The `rowid_to_column()`

function, from the `{tibble}`

package, adds a new column to the data frame
with an id, going from 1 to the number of rows in the data frame. Now, I can compute the estimation
of \(\pi\) at each row, by computing the cumulative sum of the 1’s in the `inside`

column and dividing
that by the current value of `N`

column:

```
points <- points %>%
mutate(estimate = 4*cumsum(inside)/N)
```

`cumsum(inside)`

is the `M`

from the formula. Now, we can finish by plotting the result:

```
ggplot(points) +
geom_line(aes(y = estimate, x = N), colour = "#82518c") +
geom_hline(yintercept = pi) +
theme_blog()
```

In Chapter 6, we are going to learn all about `{ggplot2}`

.

As the number of tries grows, the estimation of \(\pi\) gets better.

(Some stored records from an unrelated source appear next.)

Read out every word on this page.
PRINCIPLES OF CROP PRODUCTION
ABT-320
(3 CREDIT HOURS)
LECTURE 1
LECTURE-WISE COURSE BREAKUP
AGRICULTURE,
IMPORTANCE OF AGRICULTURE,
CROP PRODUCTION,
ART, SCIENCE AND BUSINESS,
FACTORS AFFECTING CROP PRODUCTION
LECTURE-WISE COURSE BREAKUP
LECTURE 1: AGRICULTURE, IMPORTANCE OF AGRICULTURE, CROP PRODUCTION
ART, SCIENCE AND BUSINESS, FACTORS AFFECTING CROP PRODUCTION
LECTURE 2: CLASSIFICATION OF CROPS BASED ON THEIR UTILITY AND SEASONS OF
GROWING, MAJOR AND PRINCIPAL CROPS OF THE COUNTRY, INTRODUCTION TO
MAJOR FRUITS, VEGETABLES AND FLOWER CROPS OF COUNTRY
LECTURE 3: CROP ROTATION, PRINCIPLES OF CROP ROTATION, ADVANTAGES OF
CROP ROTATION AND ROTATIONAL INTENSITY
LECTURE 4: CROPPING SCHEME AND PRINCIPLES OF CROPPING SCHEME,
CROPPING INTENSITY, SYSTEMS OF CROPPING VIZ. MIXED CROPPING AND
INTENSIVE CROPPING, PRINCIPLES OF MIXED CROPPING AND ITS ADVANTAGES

Using a data frame as a structure to hold our simulated points and the results makes it very easy
to avoid loops, and thus write code that is more concise and easier to follow.
If you studied a quantitative field in u8niversity, you might have done a similar exercise at the
time, very likely by defining a matrix to hold your points, and an empty vector to hold whether a
particular point was inside the unit circle. Then you wrote a loop to compute whether
a point was inside the unit circle, save this result in the before-defined empty vector and then
compute the estimation of \(\pi\). Again, I take this opportunity here to stress that there is nothing
wrong with this approach per se, but R, with the `{tidyverse}`

is better suited for a workflow
where lists or data frames are the central objects and where the analyst operates over them
with functional programming techniques.